In the meantime, al-Aman shelter is facing several challenges and obstacles that hinders their work and sustainability of their services to women victims of violence; as no medical examinations are available for incoming women and the shelter’s staff have difficulty travelling through the Gaz Strip governorates due to the impose segregation to curb coronavirus spread, which exacerbates the difficulties to operate the shelter in the current crisis.

On the other hand, the Coronavirus pandemic has obstructed women’s access to justice. The Sharia courts have resumed working in the Gaza Strip on 06 September 2020, for marriage contracts only, which affected the women’s ability to file lawsuits, fulfil judicial rulings, and to have rulings executed by the authorities. This, of course, has reflected negatively on concerned women’s living and psychological conditions, especially the suspension of child visitation and hosting rights, and alimony cases, which are considered of the most pressing needs for this group of women.
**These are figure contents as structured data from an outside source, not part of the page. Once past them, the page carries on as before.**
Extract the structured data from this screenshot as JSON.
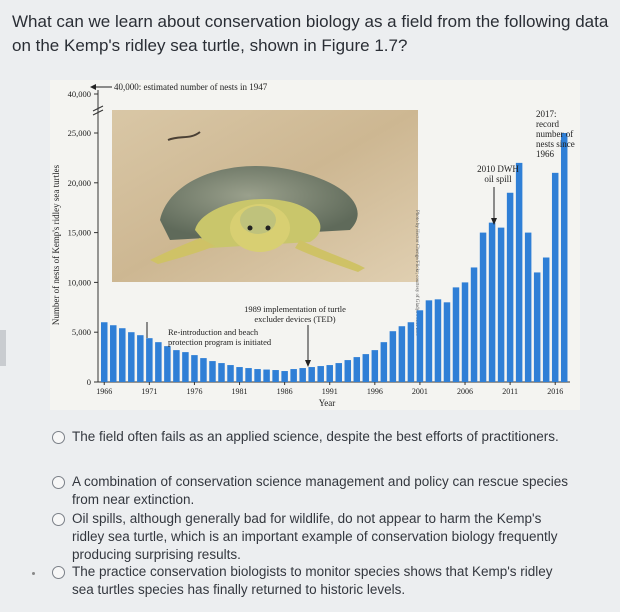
{
  "question": "What can we learn about conservation biology as a field from the following data on the Kemp's ridley sea turtle, shown in Figure 1.7?",
  "figure": {
    "ylabel": "Number of nests of Kemp's ridley sea turtles",
    "xlabel": "Year",
    "annotation_1947": "40,000: estimated number of nests in 1947",
    "annotation_1989": "1989 implementation of turtle excluder devices (TED)",
    "annotation_1989_l1": "1989 implementation of turtle",
    "annotation_1989_l2": "excluder devices (TED)",
    "annotation_reintro_l1": "Re-introduction and beach",
    "annotation_reintro_l2": "protection program is initiated",
    "annotation_dwh_l1": "2010 DWH",
    "annotation_dwh_l2": "oil spill",
    "annotation_2017_l1": "2017:",
    "annotation_2017_l2": "record",
    "annotation_2017_l3": "number of",
    "annotation_2017_l4": "nests since",
    "annotation_2017_l5": "1966",
    "photo_credit": "Photo by Hector Chenge/Flickr; courtesy of Gladys Porter Zoo",
    "bar_color": "#2f7fd6"
  },
  "chart_data": {
    "type": "bar",
    "title": "",
    "xlabel": "Year",
    "ylabel": "Number of nests of Kemp's ridley sea turtles",
    "y_ticks": [
      0,
      5000,
      10000,
      15000,
      20000,
      25000,
      40000
    ],
    "y_tick_labels": [
      "0",
      "5,000",
      "10,000",
      "15,000",
      "20,000",
      "25,000",
      "40,000"
    ],
    "x_ticks": [
      1966,
      1971,
      1976,
      1981,
      1986,
      1991,
      1996,
      2001,
      2006,
      2011,
      2016
    ],
    "axis_break": [
      27000,
      38000
    ],
    "categories": [
      1966,
      1967,
      1968,
      1969,
      1970,
      1971,
      1972,
      1973,
      1974,
      1975,
      1976,
      1977,
      1978,
      1979,
      1980,
      1981,
      1982,
      1983,
      1984,
      1985,
      1986,
      1987,
      1988,
      1989,
      1990,
      1991,
      1992,
      1993,
      1994,
      1995,
      1996,
      1997,
      1998,
      1999,
      2000,
      2001,
      2002,
      2003,
      2004,
      2005,
      2006,
      2007,
      2008,
      2009,
      2010,
      2011,
      2012,
      2013,
      2014,
      2015,
      2016,
      2017
    ],
    "values": [
      6000,
      5700,
      5400,
      5000,
      4700,
      4400,
      4000,
      3600,
      3200,
      3000,
      2700,
      2400,
      2100,
      1900,
      1700,
      1500,
      1400,
      1300,
      1250,
      1200,
      1100,
      1300,
      1400,
      1500,
      1600,
      1700,
      1900,
      2200,
      2500,
      2800,
      3200,
      4000,
      5100,
      5600,
      6000,
      7200,
      8200,
      8300,
      8000,
      9500,
      10000,
      11500,
      15000,
      16000,
      15500,
      19000,
      22000,
      15000,
      11000,
      12500,
      21000,
      25000
    ],
    "grid": false
  },
  "options": [
    "The field often fails as an applied science, despite the best efforts of practitioners.",
    "A combination of conservation science management and policy can rescue species from near extinction.",
    "Oil spills, although generally bad for wildlife, do not appear to harm the Kemp's ridley sea turtle, which is an important example of conservation biology frequently producing surprising results.",
    "The practice conservation biologists to monitor species shows that Kemp's ridley sea turtles species has finally returned to historic levels."
  ]
}
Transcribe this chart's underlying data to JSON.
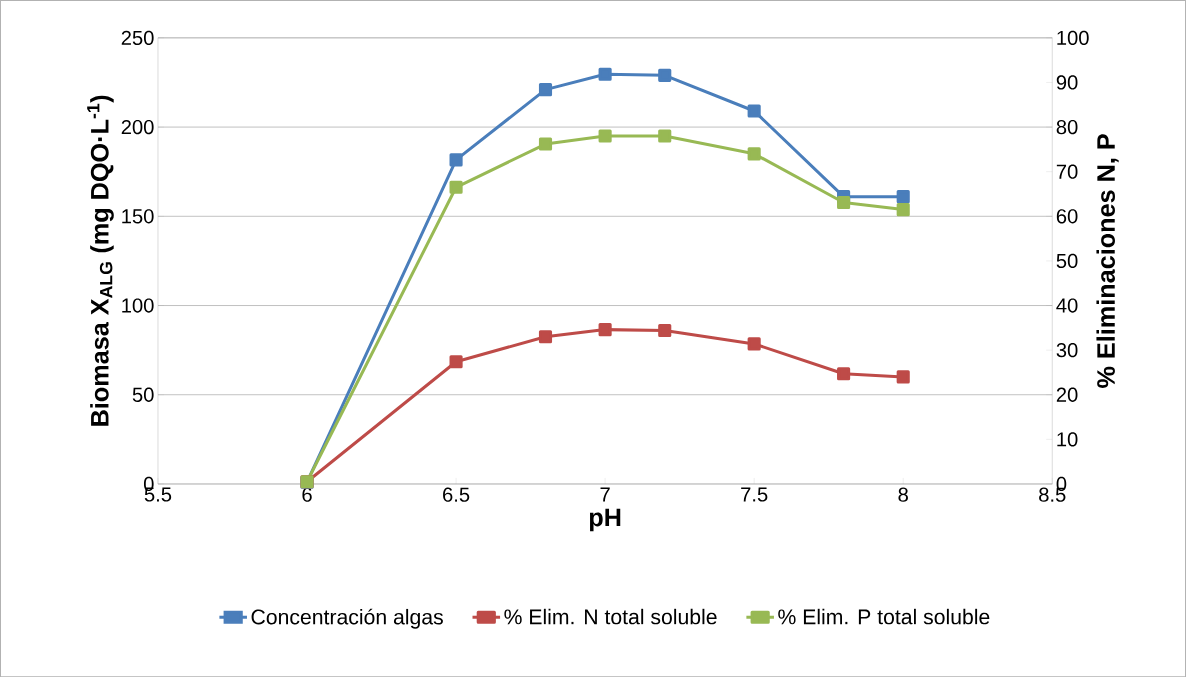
{
  "chart_data": {
    "type": "line",
    "xlabel": "pH",
    "ylabel": "Biomasa X$_{ALG}$ (mg DQO·L$^{-1}$)",
    "y2label": "% Eliminaciones N, P",
    "x": [
      6,
      6.5,
      6.8,
      7,
      7.2,
      7.5,
      7.8,
      8
    ],
    "series": [
      {
        "name": "Concentración algas",
        "color": "#4a7ebb",
        "values": [
          1,
          181.6,
          221,
          229.6,
          229,
          209,
          161,
          161
        ]
      },
      {
        "name": "% Elim. N total soluble",
        "color": "#be4b48",
        "axis": "y2",
        "values": [
          0.5,
          27.4,
          33,
          34.6,
          34.4,
          31.4,
          24.7,
          24
        ]
      },
      {
        "name": "% Elim. P total soluble",
        "color": "#98b954",
        "axis": "y2",
        "values": [
          0.5,
          66.5,
          76.2,
          78,
          78,
          74,
          63.1,
          61.5
        ]
      }
    ],
    "xlim": [
      5.5,
      8.5
    ],
    "xticks": [
      5.5,
      6,
      6.5,
      7,
      7.5,
      8,
      8.5
    ],
    "ylim": [
      0,
      250
    ],
    "yticks": [
      0,
      50,
      100,
      150,
      200,
      250
    ],
    "y2lim": [
      0,
      100
    ],
    "y2ticks": [
      0,
      10,
      20,
      30,
      40,
      50,
      60,
      70,
      80,
      90,
      100
    ],
    "grid": "y",
    "legend": "bottom",
    "marker": "square",
    "line_style": "solid"
  }
}
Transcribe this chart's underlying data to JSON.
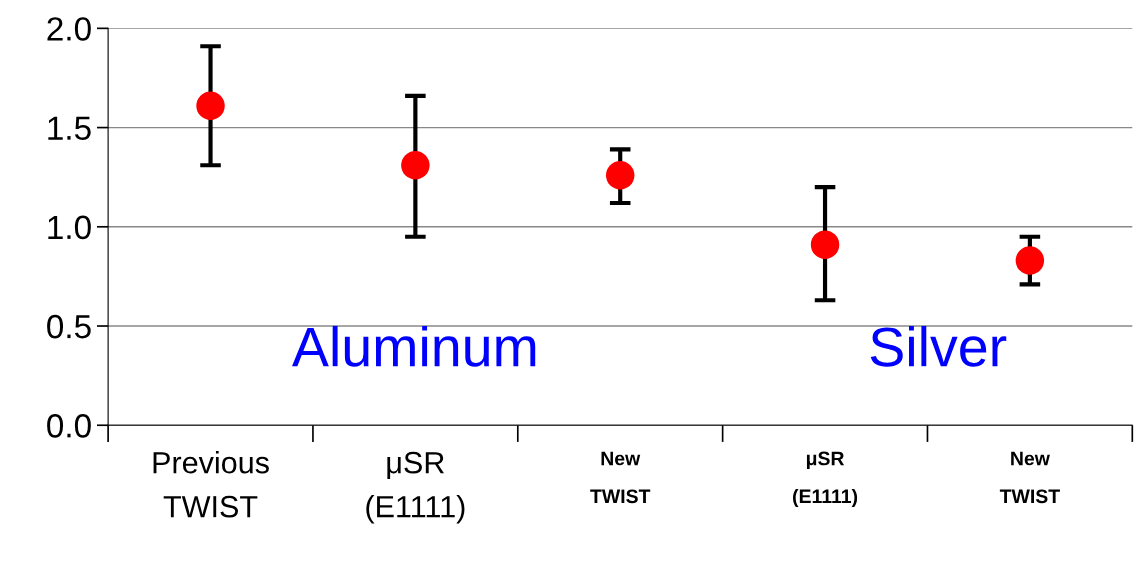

Through PCHR’s Women’s Rights lawyers’ work and follow-up on women’s issues and providing legal consultation through the phone for them, it was observed that many women complain about the closure of the Sharia courts and suspension of the judicial police’s work, especially that these women are in dire need to find solutions to their cases, especially the issues of alimony, seeing children and custody.

PCHR renews its support for women in the Gaza Strip, and confirms that they are suffering in cruel and exceptional circumstances that increased due to the coronavirus crisis. Due to its fear of continuing violence against women and girls, PCHR calls upon:

  • The governmental and non-governmental authorities to provide the necessary support and assistance to facilitate the work of shelters in the Gaza Strip and to ensure the safety of residents and staff.
  • The legal judiciary to realize the need for its operation under an emergency plan to ensure support and assistance to women and children in light of the possibility of this crisis continuing. This should include reactivating the judicial police’s role in implementing rulings issued by Sharia courts.